Alice looked around her and was surprised to see how many people had stopped what they were doing to watch the drama unfolding. Before she knew it, people were approaching her as though they were great friends and inviting her to their events. Taken aback, Alice just agreed to everything because she didn’t know how else to react. It seemed the dowager duchess’ actions had set the tone for everyone, and Alice was once again part of society. It was like the incident two years ago had never happened!
“My love,” said Henry, appearing by her side. “I think you need some fresh air. You seem overwhelmed.”

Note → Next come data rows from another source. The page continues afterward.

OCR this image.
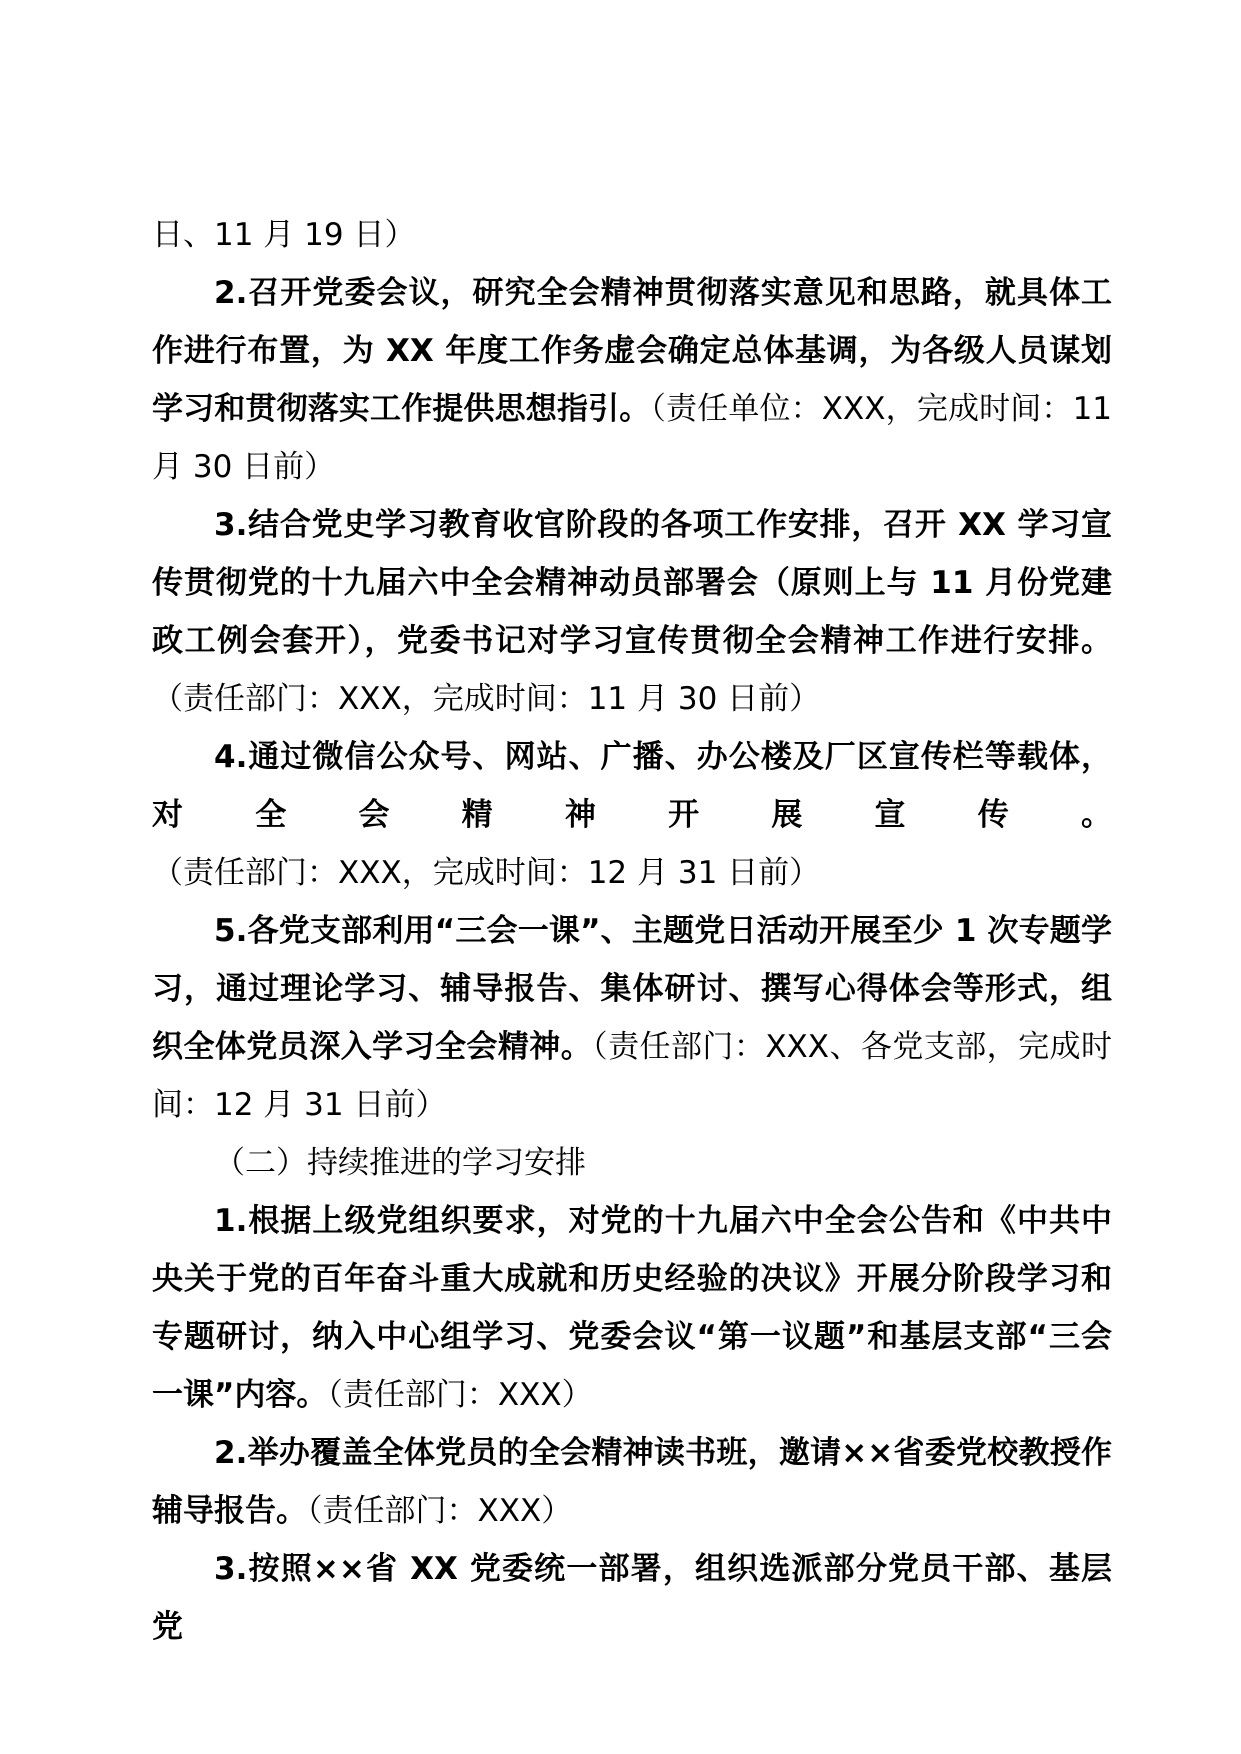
日、11 月 19 日）

2.召开党委会议，研究全会精神贯彻落实意见和思路，就具体工作进行布置，为 XX 年度工作务虚会确定总体基调，为各级人员谋划学习和贯彻落实工作提供思想指引。（责任单位：XXX，完成时间：11 月 30 日前）

3.结合党史学习教育收官阶段的各项工作安排，召开 XX 学习宣传贯彻党的十九届六中全会精神动员部署会（原则上与 11 月份党建政工例会套开），党委书记对学习宣传贯彻全会精神工作进行安排。（责任部门：XXX，完成时间：11 月 30 日前）

4.通过微信公众号、网站、广播、办公楼及厂区宣传栏等载体，对全会精神开展宣传。（责任部门：XXX，完成时间：12 月 31 日前）

5.各党支部利用“三会一课”、主题党日活动开展至少 1 次专题学习，通过理论学习、辅导报告、集体研讨、撰写心得体会等形式，组织全体党员深入学习全会精神。（责任部门：XXX、各党支部，完成时间：12 月 31 日前）

（二）持续推进的学习安排

1.根据上级党组织要求，对党的十九届六中全会公告和《中共中央关于党的百年奋斗重大成就和历史经验的决议》开展分阶段学习和专题研讨，纳入中心组学习、党委会议“第一议题”和基层支部“三会一课”内容。（责任部门：XXX）

2.举办覆盖全体党员的全会精神读书班，邀请××省委党校教授作辅导报告。（责任部门：XXX）

3.按照××省 XX 党委统一部署，组织选派部分党员干部、基层党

Alice agreed and excused herself, holding onto her husband’s hand as they weaved their way through the crowd of guests. They left the room and entered the garden, breathing in the fresh air of the outdoors.
“Goodness!” Alice exclaimed.
“You could say that again,” Henry agreed. “I watched what happened. That dowager duchess is quite fierce, isn’t she? She has everyone kissing your feet.”
“I wouldn’t go so far as to say kissing my feet, but they have accepted me once again. Humans are fickle beings.”
“Which is why you shouldn’t care about their opinions,” said Henry. “They were ready to throw you to the wolves once, but now you’re loved once again. What if you do something that makes them reject you? Will you allow their words to affect how you see yourself?”
Her husband had a point. Caring about the opinions of others, especially those who were not her loved ones, seemed foolish.
“I’ve been rather silly, haven’t I?” she said.
“You can be honest,” she told him. “I’ve let my fear get the best of me, but you’ve been so patient with me. What did I do to deserve such a wonderful man?”
“I feel I must have done something right to have someone like you in my life,” Henry countered, bringing her hands to his chest. “But I think I deserve a kiss for all the trouble you’ve put me through. It has been stressful watching you worry about what others think of you.”
Alice smiled. “Just one kiss?”
“A good one.”
Alice pulled him into the shadows and kissed him with all the love she felt for him. When they finally pulled apart, they looked at each other and laughed from the joy welling up within them. Alice could always tell what her husband felt, and he always knew what she felt because their hearts were attuned to each other. Perhaps there was indeed truth to a man and woman leaving their parents and becoming one.